A method adopting the procedures of
epochè (suspension of previous
judgements) and eidetic intuition (seeing in to the meaning of
religion) to the study of the varied of symbolic expressions of that
which people appropriately respond to as being unrestricted value from them.
Sebuah metode yang menyesuaikan
prosedur-prosedur epochè [penundaan penilaian-penilaian sebelumnya] dan
intuisi eiditis [melihat kedalam makna agama] dengan kajian terhadap berbagai
ekspresi simbolik yang direspon orang-orang sebagai nilai yang tidak terbatas
bagi mereka.[9]
Menurut Noeng Muhadjir, secara
ontologis pendekatan fenomenologi dalam penelitian agama mengakui empat
kebenaran (sensual, logik, etik, transendental). Hanya
saja kebenaran transenden dibedakan antara kebenaran insaniyah dan kebenaran
ilahiyah. Kebenaran ilahiyah diperoleh dengan menafsirkan dan mengembangkan
maknanya akan tetapi tetap tidak mampu menjangkau kebenaran substansialnya. Selain
itu menurutnya, jika positivisme menekankan objektivitas mengikuti
metode-metode ilmu alam (natural sciences) dan bebas nilai (value
free), maka fenomenologi memiliki landasan dan berorientasi pada
nilai-nilai (value-bound) seperti kemanusiaan dan keadilan.[10]
Pierre
Daniel Chantepie de la Saussaye
Saussaye menggunakan fenomenologi
agama sebagai sebuah kajian komparatif dimana cara kerjanya adalah dengan
mengklasifikasikan, menyusun tipe-tipe fenomena agama yang berbeda secara
sistematis. Saussaye membagi agama dalam dua wilayah penelitian yaitu esensi
dan manifestasi sebagaimana pemikiran Hegel. Dalam hal ini ia menggunakan
sejarah agama untuk kemudian dianalisa berdasarkan konsep-konsep filsafat.
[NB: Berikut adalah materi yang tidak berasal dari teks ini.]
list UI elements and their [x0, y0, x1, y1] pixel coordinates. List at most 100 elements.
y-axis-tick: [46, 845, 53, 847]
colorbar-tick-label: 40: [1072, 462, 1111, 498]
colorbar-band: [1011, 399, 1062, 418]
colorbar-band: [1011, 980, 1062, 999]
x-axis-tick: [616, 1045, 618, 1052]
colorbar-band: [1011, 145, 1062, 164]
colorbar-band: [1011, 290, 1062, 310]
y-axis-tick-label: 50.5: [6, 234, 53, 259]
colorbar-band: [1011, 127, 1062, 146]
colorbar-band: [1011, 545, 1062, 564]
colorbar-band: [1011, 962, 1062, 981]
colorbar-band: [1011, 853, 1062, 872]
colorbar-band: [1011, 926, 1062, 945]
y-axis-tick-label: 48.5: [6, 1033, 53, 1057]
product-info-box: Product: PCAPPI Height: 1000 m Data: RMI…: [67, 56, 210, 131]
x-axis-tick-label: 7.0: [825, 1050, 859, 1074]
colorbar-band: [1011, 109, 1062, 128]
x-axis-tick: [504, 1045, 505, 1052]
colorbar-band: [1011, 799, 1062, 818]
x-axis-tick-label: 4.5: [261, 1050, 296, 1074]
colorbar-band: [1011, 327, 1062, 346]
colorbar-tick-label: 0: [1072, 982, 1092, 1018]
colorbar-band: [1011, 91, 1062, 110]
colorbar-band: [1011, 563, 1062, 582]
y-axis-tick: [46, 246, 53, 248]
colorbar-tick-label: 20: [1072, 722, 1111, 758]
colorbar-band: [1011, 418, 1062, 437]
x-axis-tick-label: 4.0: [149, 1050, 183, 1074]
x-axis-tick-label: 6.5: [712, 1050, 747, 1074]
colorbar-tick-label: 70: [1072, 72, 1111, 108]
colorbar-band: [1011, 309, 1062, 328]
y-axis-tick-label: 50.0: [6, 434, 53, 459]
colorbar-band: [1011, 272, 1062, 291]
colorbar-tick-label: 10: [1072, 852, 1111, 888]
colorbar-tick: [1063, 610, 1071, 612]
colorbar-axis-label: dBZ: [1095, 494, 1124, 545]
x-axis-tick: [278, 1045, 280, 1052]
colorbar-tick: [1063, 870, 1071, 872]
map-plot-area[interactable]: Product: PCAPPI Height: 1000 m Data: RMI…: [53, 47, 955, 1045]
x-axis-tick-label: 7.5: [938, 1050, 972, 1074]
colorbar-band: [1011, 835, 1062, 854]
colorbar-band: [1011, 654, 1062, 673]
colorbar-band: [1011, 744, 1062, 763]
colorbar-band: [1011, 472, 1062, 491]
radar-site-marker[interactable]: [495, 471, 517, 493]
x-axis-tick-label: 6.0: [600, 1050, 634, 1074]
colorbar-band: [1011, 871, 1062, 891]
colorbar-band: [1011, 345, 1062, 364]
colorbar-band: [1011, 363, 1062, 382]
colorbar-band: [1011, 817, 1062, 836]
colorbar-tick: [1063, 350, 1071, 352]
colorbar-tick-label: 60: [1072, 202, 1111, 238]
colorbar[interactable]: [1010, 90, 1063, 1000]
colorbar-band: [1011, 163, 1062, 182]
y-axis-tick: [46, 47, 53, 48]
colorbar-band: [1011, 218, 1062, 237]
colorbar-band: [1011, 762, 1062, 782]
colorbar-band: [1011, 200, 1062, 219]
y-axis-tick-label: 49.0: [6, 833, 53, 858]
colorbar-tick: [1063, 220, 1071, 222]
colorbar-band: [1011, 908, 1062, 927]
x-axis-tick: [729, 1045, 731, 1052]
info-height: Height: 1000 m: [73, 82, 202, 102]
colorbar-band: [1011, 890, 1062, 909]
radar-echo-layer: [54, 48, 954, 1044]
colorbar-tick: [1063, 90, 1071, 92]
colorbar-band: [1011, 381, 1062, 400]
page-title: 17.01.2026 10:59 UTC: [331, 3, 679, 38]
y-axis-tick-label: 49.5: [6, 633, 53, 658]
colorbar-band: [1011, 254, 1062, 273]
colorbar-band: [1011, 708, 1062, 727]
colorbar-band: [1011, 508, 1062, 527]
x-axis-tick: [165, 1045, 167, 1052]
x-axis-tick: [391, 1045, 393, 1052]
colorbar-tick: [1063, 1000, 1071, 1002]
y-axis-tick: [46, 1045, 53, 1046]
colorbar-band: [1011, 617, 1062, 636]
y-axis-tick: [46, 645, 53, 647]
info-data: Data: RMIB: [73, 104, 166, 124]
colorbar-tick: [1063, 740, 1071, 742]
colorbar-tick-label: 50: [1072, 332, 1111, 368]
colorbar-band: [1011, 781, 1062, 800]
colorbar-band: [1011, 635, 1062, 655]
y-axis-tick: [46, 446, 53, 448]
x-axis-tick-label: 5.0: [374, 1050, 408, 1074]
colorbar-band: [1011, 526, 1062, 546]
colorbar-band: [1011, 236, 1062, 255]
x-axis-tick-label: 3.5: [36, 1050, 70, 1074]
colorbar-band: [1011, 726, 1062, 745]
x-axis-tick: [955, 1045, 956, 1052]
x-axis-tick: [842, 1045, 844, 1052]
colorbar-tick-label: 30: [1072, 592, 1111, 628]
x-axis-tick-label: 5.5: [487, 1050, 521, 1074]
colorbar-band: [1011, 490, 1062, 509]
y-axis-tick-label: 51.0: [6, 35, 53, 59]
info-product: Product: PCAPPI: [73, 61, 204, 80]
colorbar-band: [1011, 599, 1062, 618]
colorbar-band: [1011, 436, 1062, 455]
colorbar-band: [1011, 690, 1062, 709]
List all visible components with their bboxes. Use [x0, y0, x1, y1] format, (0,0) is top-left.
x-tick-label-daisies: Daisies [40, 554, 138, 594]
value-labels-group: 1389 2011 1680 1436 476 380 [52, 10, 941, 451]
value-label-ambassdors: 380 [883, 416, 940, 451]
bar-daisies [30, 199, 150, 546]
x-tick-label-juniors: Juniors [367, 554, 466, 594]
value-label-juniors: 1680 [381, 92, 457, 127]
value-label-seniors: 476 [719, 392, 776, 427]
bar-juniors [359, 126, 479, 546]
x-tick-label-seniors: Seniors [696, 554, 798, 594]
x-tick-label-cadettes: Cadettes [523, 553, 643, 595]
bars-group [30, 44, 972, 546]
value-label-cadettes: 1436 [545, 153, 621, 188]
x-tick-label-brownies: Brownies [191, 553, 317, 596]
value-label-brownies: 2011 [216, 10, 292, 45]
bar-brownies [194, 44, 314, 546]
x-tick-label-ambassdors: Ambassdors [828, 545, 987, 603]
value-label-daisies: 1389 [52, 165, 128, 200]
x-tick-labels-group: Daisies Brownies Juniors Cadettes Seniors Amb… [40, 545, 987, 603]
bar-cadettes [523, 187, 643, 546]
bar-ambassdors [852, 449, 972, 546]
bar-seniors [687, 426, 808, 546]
Namun Saussaye dikritik karena lebih menggunakan analisa historis dan hanya
menitik beratkan pada ritual-ritual keagamaan serta tidak menggunakan
pendekatan filosofis.[11]
William
Brede Kristenen
Dalam pandangan Kristenen,
fenomenologi agama merupakan cabang, disiplin atau metode khusus dalam
kajian-kajian agama. Jika fenomenologi Saussaye lebih dipengaruhi oleh sejarah,
Kristenen berpendapat bahwa sejarah agama dan filsafat saling berhubungan dan
mempengaruhi sebagai pelengkap kajian fenomenologi. Sebagaimana Saussaye, Kristensen
berpendapat bahwa tujuan utama fenomenologi agama adalah mencari “makna”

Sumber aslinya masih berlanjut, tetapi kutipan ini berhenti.